Federal law enforcement officials have busted one of the owners of Royal Crown Bakery on 14th Avenue in a bi-continental takedown that the FBI alleges involved organized crime and a scheme to smuggle drugs inside fish between Guyana and Italy.
On Tuesday, February 11, FBI agents arrested Franco Lupoi, who court papers depict as a mastermind of the scheme, and six other individuals in New York City, while another 17 people with alleged ties to the ‘Ndrangheta criminal organization were arrested in Italy.
“Lupoi exploited…underworld connections to link his criminal associates with those in Calabria, forming conspiracies to traffic heroin and cocaine,” charged U.S. Attorney Loretta Lynch in papers filed in Eastern District Court.
According to the paperwork, Lupoi and associates sold heroin to undercover agents “for what they believed was eventual distribution in the United States.”

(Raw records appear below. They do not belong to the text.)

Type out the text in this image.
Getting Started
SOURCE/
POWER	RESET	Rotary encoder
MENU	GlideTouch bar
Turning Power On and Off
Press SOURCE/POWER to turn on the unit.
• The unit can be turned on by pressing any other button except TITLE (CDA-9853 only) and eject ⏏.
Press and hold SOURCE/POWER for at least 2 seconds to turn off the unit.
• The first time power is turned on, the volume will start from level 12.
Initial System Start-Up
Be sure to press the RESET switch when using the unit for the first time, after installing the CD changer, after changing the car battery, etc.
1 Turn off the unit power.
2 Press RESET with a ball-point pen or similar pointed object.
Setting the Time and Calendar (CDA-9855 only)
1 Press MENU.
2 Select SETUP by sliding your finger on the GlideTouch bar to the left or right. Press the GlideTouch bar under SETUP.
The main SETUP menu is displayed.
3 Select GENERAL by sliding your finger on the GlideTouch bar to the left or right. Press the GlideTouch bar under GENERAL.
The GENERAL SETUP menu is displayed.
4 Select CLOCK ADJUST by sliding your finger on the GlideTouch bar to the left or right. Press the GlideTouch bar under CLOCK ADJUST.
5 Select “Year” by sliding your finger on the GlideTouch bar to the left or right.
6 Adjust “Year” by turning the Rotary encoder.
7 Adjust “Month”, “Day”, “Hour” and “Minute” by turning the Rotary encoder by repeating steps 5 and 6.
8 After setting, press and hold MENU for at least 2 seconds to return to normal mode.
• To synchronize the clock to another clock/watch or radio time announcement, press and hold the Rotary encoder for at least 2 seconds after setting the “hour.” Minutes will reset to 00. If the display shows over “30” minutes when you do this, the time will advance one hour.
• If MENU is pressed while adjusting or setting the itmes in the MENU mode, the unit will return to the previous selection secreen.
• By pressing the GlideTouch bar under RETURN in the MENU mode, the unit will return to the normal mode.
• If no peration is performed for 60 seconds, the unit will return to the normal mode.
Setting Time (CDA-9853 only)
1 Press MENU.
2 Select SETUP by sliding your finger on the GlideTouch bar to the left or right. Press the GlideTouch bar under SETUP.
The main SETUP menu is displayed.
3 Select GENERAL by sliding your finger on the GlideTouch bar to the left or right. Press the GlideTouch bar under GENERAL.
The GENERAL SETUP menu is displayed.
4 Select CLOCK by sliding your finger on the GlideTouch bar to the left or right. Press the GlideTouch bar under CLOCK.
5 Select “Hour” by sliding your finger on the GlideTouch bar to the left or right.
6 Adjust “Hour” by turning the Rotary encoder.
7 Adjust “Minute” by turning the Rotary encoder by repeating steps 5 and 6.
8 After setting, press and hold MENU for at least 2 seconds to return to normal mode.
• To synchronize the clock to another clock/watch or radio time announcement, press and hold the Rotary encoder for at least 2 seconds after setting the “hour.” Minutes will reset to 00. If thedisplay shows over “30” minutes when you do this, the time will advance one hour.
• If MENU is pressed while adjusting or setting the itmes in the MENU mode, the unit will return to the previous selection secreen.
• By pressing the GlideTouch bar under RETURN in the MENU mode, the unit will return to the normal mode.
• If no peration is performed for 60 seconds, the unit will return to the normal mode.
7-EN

Lupoi – who is alleged to have ties to the Gambino crime family — was indicted on 13 charges including money laundering, marijuana distribution, international heroin distribution conspiracy, conspiracy to distribute heroin, possession of heroin with intent to distribute, conspiracy to commit money laundering to promote cocaine trafficking, money laundering to promote cocaine trafficking and conspiracy to transfer a 9mm firearm and silencer. He and two of his alleged co-conspirators face life in prison if convicted.
Court papers allege that Lupoi told the undercover agent that “They put a hundred grams, two hundred grams in each fish” and “it takes a day to defrost and then it takes a day to take out.”
In addition, one of Lupoi’s alleged associates, Raffaele Valente, allegedly sold a handgun and silencer to an undercover agent at Royal Crown, on January 31, 2014.
The arrests were the fruit of a protracted investigation both here and in Italy that “utilized,” said Lynch, “undercover agents, consensual recordings, court-authorized wiretaps abroad, email search warrants and surveillance,” and “yielded voluminous evidence, including more than two years of consensually recorded telephone calls and meetings involving all seven defendants.”
All seven people arrested by the FBI have pleaded not guilty.